There are 4 major medications to consider for medical therapy; ketoconazole, mitotane, L-deprenyl and trilostane. Each of these treatments has advantages and disadvantages. It is however important to know when to treat. Just because Cushing's has been diagnosed does not mean that therapy is necessary. If clinical signs are absent it is difficult to justify a potentially dangerous and/or expensive therapeutic plan. If problems such as pseudo-myotonia, hypertension, proteinuria, and others are present treatment is clearly indicated. The most efficacious therapy is mitotane, though side effects are common. Fortunately the side effects can usually be managed, however in rare instances life threatening problems can occur including making the patient a permanent Addisonian dog. Unfortunately, the adverse effects cannot be predicted. It has been helpful to give physiologic doses of prednisone (0.2 mg/kg SID) to dogs during induction; it seems to make this process smoother. ACTH stimulation testing is required to determine efficacy, the lack of response to ACTH is the goal of therapy. Maintenance therapy is needed, however in about 1 year 50% of dogs are Cushingoid again.

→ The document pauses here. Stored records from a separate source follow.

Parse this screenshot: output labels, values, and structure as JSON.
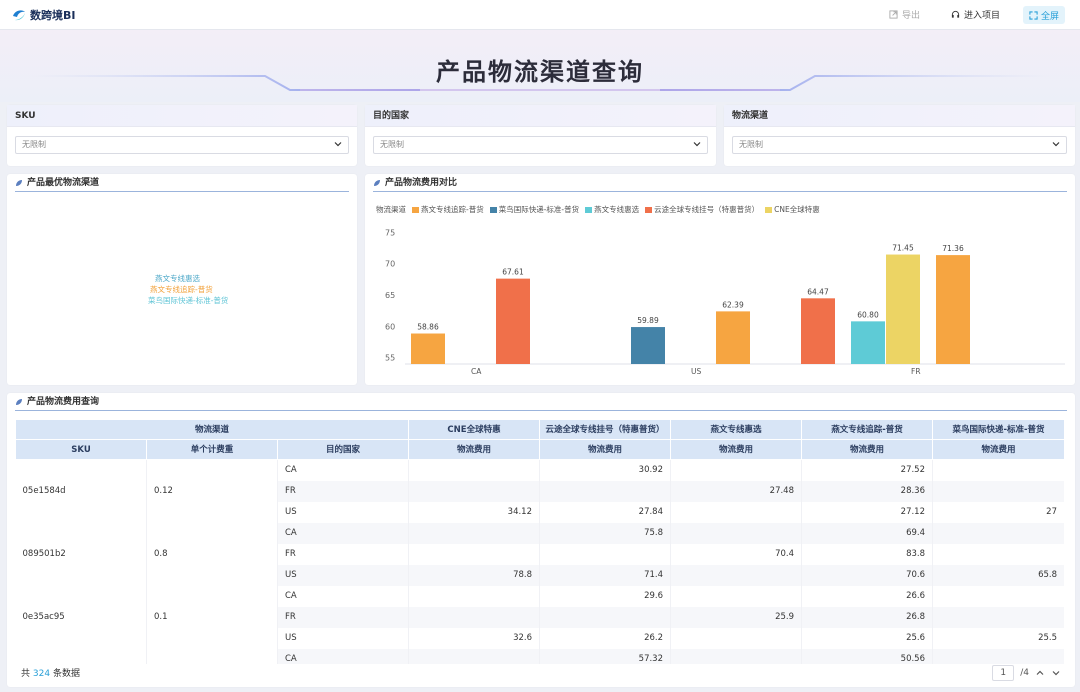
{
  "app": {
    "name": "数跨境BI"
  },
  "toolbar": {
    "export": "导出",
    "enter_project": "进入项目",
    "fullscreen": "全屏"
  },
  "page": {
    "title": "产品物流渠道查询"
  },
  "filters": [
    {
      "label": "SKU",
      "value": "无限制"
    },
    {
      "label": "目的国家",
      "value": "无限制"
    },
    {
      "label": "物流渠道",
      "value": "无限制"
    }
  ],
  "best_channel": {
    "title": "产品最优物流渠道",
    "words": [
      {
        "text": "燕文专线惠选",
        "color": "#4fa9c9"
      },
      {
        "text": "燕文专线追踪-普货",
        "color": "#f2a23c"
      },
      {
        "text": "菜鸟国际快递-标准-普货",
        "color": "#5fc4d6"
      }
    ]
  },
  "cost_chart": {
    "title": "产品物流费用对比",
    "legend_title": "物流渠道"
  },
  "chart_data": {
    "type": "bar",
    "categories": [
      "CA",
      "US",
      "FR"
    ],
    "ylim": [
      54,
      76
    ],
    "yticks": [
      55,
      60,
      65,
      70,
      75
    ],
    "series": [
      {
        "name": "燕文专线追踪-普货",
        "color": "#f6a541"
      },
      {
        "name": "菜鸟国际快递-标准-普货",
        "color": "#4483a8"
      },
      {
        "name": "燕文专线惠选",
        "color": "#5ecbd6"
      },
      {
        "name": "云途全球专线挂号（特惠普货）",
        "color": "#f0704a"
      },
      {
        "name": "CNE全球特惠",
        "color": "#ecd464"
      }
    ],
    "bars": [
      {
        "category": "CA",
        "series": "燕文专线追踪-普货",
        "value": 58.86,
        "label": "58.86"
      },
      {
        "category": "CA",
        "series": "云途全球专线挂号（特惠普货）",
        "value": 67.61,
        "label": "67.61"
      },
      {
        "category": "US",
        "series": "菜鸟国际快递-标准-普货",
        "value": 59.89,
        "label": "59.89"
      },
      {
        "category": "US",
        "series": "燕文专线追踪-普货",
        "value": 62.39,
        "label": "62.39"
      },
      {
        "category": "US",
        "series": "云途全球专线挂号（特惠普货）",
        "value": 64.47,
        "label": "64.47"
      },
      {
        "category": "US",
        "series": "CNE全球特惠",
        "value": 71.45,
        "label": "71.45"
      },
      {
        "category": "FR",
        "series": "燕文专线惠选",
        "value": 60.8,
        "label": "60.80"
      },
      {
        "category": "FR",
        "series": "燕文专线追踪-普货",
        "value": 71.36,
        "label": "71.36"
      }
    ]
  },
  "cost_table": {
    "title": "产品物流费用查询",
    "header": {
      "channel": "物流渠道",
      "sku": "SKU",
      "unit_weight": "单个计费重",
      "country": "目的国家",
      "cost": "物流费用",
      "channels": [
        "CNE全球特惠",
        "云途全球专线挂号（特惠普货）",
        "燕文专线惠选",
        "燕文专线追踪-普货",
        "菜鸟国际快递-标准-普货"
      ]
    },
    "groups": [
      {
        "sku": "05e1584d",
        "weight": "0.12",
        "rows": [
          {
            "country": "CA",
            "values": [
              "",
              "30.92",
              "",
              "27.52",
              ""
            ]
          },
          {
            "country": "FR",
            "values": [
              "",
              "",
              "27.48",
              "28.36",
              ""
            ]
          },
          {
            "country": "US",
            "values": [
              "34.12",
              "27.84",
              "",
              "27.12",
              "27"
            ]
          }
        ]
      },
      {
        "sku": "089501b2",
        "weight": "0.8",
        "rows": [
          {
            "country": "CA",
            "values": [
              "",
              "75.8",
              "",
              "69.4",
              ""
            ]
          },
          {
            "country": "FR",
            "values": [
              "",
              "",
              "70.4",
              "83.8",
              ""
            ]
          },
          {
            "country": "US",
            "values": [
              "78.8",
              "71.4",
              "",
              "70.6",
              "65.8"
            ]
          }
        ]
      },
      {
        "sku": "0e35ac95",
        "weight": "0.1",
        "rows": [
          {
            "country": "CA",
            "values": [
              "",
              "29.6",
              "",
              "26.6",
              ""
            ]
          },
          {
            "country": "FR",
            "values": [
              "",
              "",
              "25.9",
              "26.8",
              ""
            ]
          },
          {
            "country": "US",
            "values": [
              "32.6",
              "26.2",
              "",
              "25.6",
              "25.5"
            ]
          }
        ]
      },
      {
        "sku": "",
        "weight": "",
        "rows": [
          {
            "country": "CA",
            "values": [
              "",
              "57.32",
              "",
              "50.56",
              ""
            ]
          }
        ]
      }
    ],
    "footer": {
      "prefix": "共",
      "count": "324",
      "suffix": "条数据",
      "page": "1",
      "pages": "/4"
    }
  },
  "colors": {
    "accent": "#2aa0d8",
    "header_bg": "#d8e5f6"
  }
}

L-deprenyl was considered a good alternative to mitotane. It has however been shown that although the majority of dogs do better clinically, the objective effects on the Cushing's disease are only present in 20% of patients. It may well have a role in the management of early and less severe forms or Cushing's or where mitotane is not tolerated. If a response is not seen in 2 to 3 months, alternatives should be considered.
Ketoconazole is rarely used as a first line therapy, however in some cases it is a good alternative when other treatments have not been successful or tolerated. The initial dosage is 10 mg/kg BID for 14 days. An ACTH stimulation test is run and dosage is adjusted accordingly. Liver values need to be monitored as liver toxicity can occur.
Trilostane is a newer therapy that has much promise. It reversibly inhibits cortisone production. It is an excellent therapy for dogs where the main reason to treat is that the clinical signs the patient has are not acceptable to the owner. It has been shown that survival in dogs treated with mitotane or trilostane is similar.